В том исправленном виде гравюра и пошла в первое собрание сочинений Ломоносова, изданное Московским университетом. И это сочинение было первой большой работой университетской типографии, Поповский то дело начал, но до конца, увы, не довёл: скосила его болезнь. И когда Ломоносову доставили в Петербург готовый том сочинений в кожаном тиснёном переплёте, Поповского уже не было в живых. Ломоносов с грустью гладил красиво отпечатанную книгу и читал сделанное Поповским стихотворное посвящение ему, Ломоносову:

...Что чистый слог стихов и прозы ввёл в России, Что в Риме Цицерон и что Вергилий был, То он один в своём понятии вместил.

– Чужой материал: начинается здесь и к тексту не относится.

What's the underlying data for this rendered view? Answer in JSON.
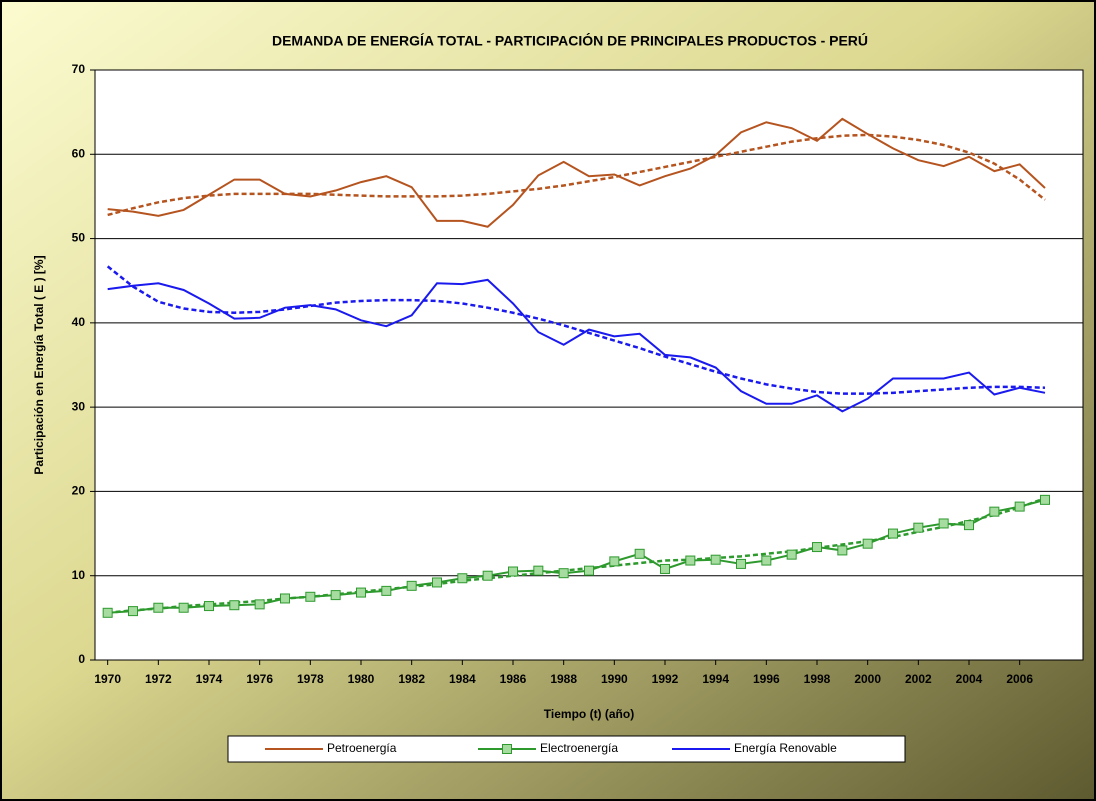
{
  "chart_data": {
    "type": "line",
    "title": "DEMANDA DE ENERGÍA TOTAL - PARTICIPACIÓN DE PRINCIPALES PRODUCTOS - PERÚ",
    "x_label": "Tiempo (t) (año)",
    "y_label": "Participación en Energía Total  ( E ) [%]",
    "x": [
      1970,
      1971,
      1972,
      1973,
      1974,
      1975,
      1976,
      1977,
      1978,
      1979,
      1980,
      1981,
      1982,
      1983,
      1984,
      1985,
      1986,
      1987,
      1988,
      1989,
      1990,
      1991,
      1992,
      1993,
      1994,
      1995,
      1996,
      1997,
      1998,
      1999,
      2000,
      2001,
      2002,
      2003,
      2004,
      2005,
      2006,
      2007
    ],
    "xlim": [
      1969.5,
      2008.5
    ],
    "xticks": [
      1970,
      1972,
      1974,
      1976,
      1978,
      1980,
      1982,
      1984,
      1986,
      1988,
      1990,
      1992,
      1994,
      1996,
      1998,
      2000,
      2002,
      2004,
      2006
    ],
    "ylim": [
      0,
      70
    ],
    "yticks": [
      0,
      10,
      20,
      30,
      40,
      50,
      60,
      70
    ],
    "grid": true,
    "legend": "bottom",
    "series": [
      {
        "name": "Petroenergía",
        "color": "#b5541f",
        "marker": "none",
        "values": [
          53.5,
          53.2,
          52.7,
          53.4,
          55.2,
          57.0,
          57.0,
          55.3,
          55.0,
          55.7,
          56.7,
          57.4,
          56.1,
          52.1,
          52.1,
          51.4,
          54.0,
          57.5,
          59.1,
          57.4,
          57.6,
          56.3,
          57.4,
          58.3,
          59.9,
          62.6,
          63.8,
          63.1,
          61.6,
          64.2,
          62.4,
          60.7,
          59.3,
          58.6,
          59.7,
          58.0,
          58.8,
          56.0
        ],
        "trend": [
          52.8,
          53.6,
          54.3,
          54.8,
          55.1,
          55.3,
          55.3,
          55.3,
          55.3,
          55.2,
          55.1,
          55.0,
          55.0,
          55.0,
          55.1,
          55.3,
          55.6,
          55.9,
          56.3,
          56.8,
          57.3,
          57.9,
          58.5,
          59.1,
          59.7,
          60.3,
          60.9,
          61.5,
          61.9,
          62.2,
          62.3,
          62.1,
          61.7,
          61.1,
          60.2,
          58.9,
          57.0,
          54.6
        ]
      },
      {
        "name": "Electroenergía",
        "color": "#2e9a2e",
        "marker": "square",
        "marker_fill": "#a6dca0",
        "values": [
          5.6,
          5.8,
          6.2,
          6.2,
          6.4,
          6.5,
          6.6,
          7.3,
          7.5,
          7.7,
          8.0,
          8.2,
          8.8,
          9.2,
          9.7,
          10.0,
          10.5,
          10.6,
          10.3,
          10.6,
          11.7,
          12.6,
          10.8,
          11.8,
          11.9,
          11.4,
          11.8,
          12.5,
          13.4,
          13.0,
          13.8,
          15.0,
          15.7,
          16.2,
          16.0,
          17.6,
          18.2,
          19.0
        ],
        "trend": [
          5.6,
          5.9,
          6.1,
          6.4,
          6.6,
          6.8,
          7.0,
          7.3,
          7.5,
          7.8,
          8.1,
          8.4,
          8.7,
          9.0,
          9.4,
          9.7,
          10.0,
          10.3,
          10.6,
          10.9,
          11.2,
          11.5,
          11.8,
          11.9,
          12.1,
          12.3,
          12.6,
          12.9,
          13.3,
          13.7,
          14.1,
          14.6,
          15.2,
          15.8,
          16.5,
          17.2,
          18.1,
          19.2
        ]
      },
      {
        "name": "Energía Renovable",
        "color": "#1a1aee",
        "marker": "none",
        "values": [
          44.0,
          44.4,
          44.7,
          43.9,
          42.3,
          40.5,
          40.6,
          41.8,
          42.1,
          41.6,
          40.3,
          39.6,
          40.9,
          44.7,
          44.6,
          45.1,
          42.3,
          38.9,
          37.4,
          39.2,
          38.4,
          38.7,
          36.2,
          35.9,
          34.7,
          31.9,
          30.4,
          30.4,
          31.4,
          29.5,
          31.0,
          33.4,
          33.4,
          33.4,
          34.1,
          31.5,
          32.3,
          31.7
        ],
        "trend": [
          46.7,
          44.3,
          42.5,
          41.7,
          41.3,
          41.2,
          41.3,
          41.6,
          42.0,
          42.4,
          42.6,
          42.7,
          42.7,
          42.6,
          42.3,
          41.8,
          41.2,
          40.5,
          39.7,
          38.8,
          37.9,
          37.0,
          36.0,
          35.1,
          34.2,
          33.4,
          32.7,
          32.2,
          31.8,
          31.6,
          31.6,
          31.7,
          31.9,
          32.1,
          32.3,
          32.4,
          32.4,
          32.3
        ]
      }
    ]
  }
}
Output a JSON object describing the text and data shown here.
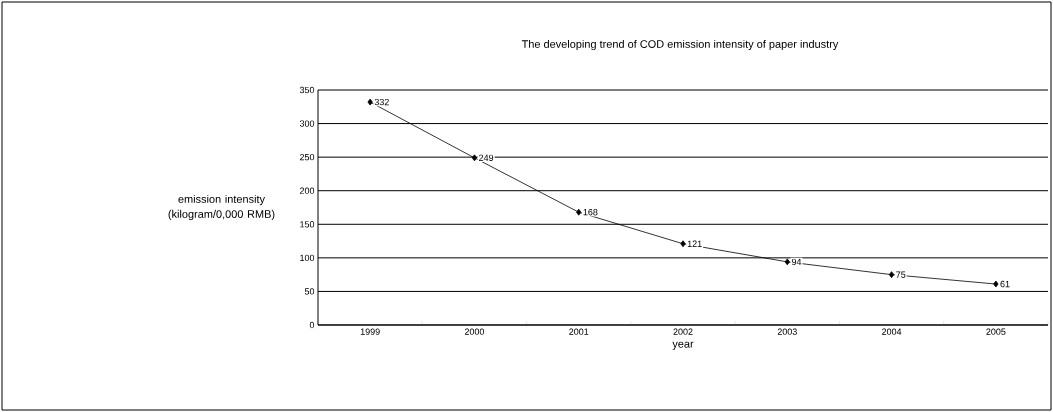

А дальше прочитал такое, к чему совсем уж не привык, хотя сам-то других возвеличивал неоднократно:

Открыл натуры храм богатым словом Россов, Пример их остроты в науках — Ломоносов!

И то звучит не о других, а о нём! Лестно, лестно! И особо ему было приятно, что вышло то не откуда-либо, а из взлелеянного им в мечтах и воплощённого в явь Московского университета.